Driving a Famed Highway to Learn Why It's Always Broken
A couple of summers ago, I had friends visiting California, and I wanted to show them what many people who come to the state hope to see: the coast.
We were making our way from Los Angeles to Northern California, and had planned to take the Pacific Coast Highway, which clings to the edge of the continent for hundreds of miles. But I found myself on Google Maps, trying to reroute us around a closure. Whatever I tried, it seemed we would have to backtrack.
Instead, we took a largely inland route through vast plains and farmland.
The Pacific Coast Highway (which is technically called California State Route 1, but is often referred to as the PCH or Highway 1) has always been troubled. Parts of the road, built more than a century ago on steep and unstable terrain, are prone to landslides. Other parts are at risk of collapsing into the sea.
But over the past few years, frequent slides, erosion and fires have shut down sections of the route so many times that there has scarcely been a time when the whole stretch was open.

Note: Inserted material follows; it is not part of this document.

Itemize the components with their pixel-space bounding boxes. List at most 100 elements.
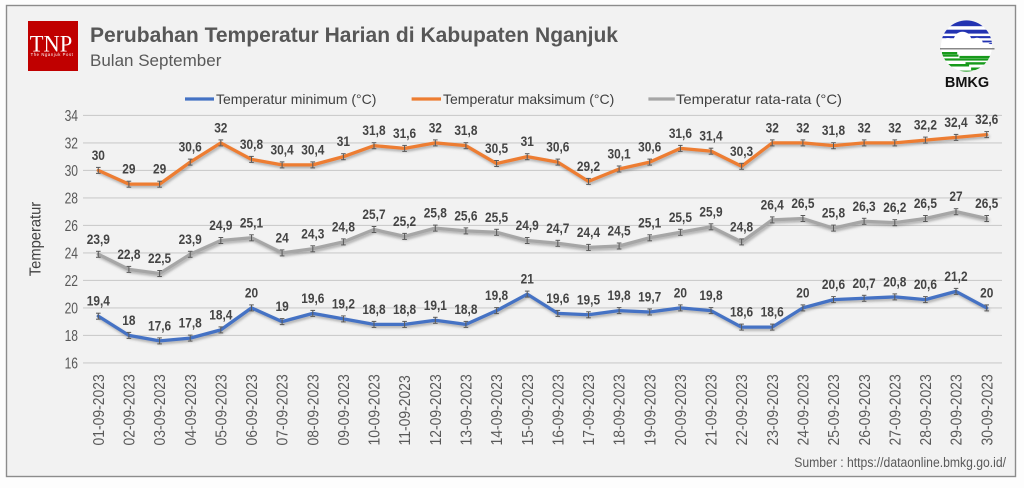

I kept wondering about the famed highway: Why were parts of it almost always closed? Was climate change making the problems worse? And would California keep fixing it? I began talking to experts. Several months later, the Palisades fire shut another section in Malibu.
In early May, the photographer Mark Abramson and I set off on a four-day road trip along one of the best-known stretches of the highway, between Los Angeles and San Francisco. We wanted to meet those who live, work and rely on the road that always keeps breaking, as well as those tasked with repairing it.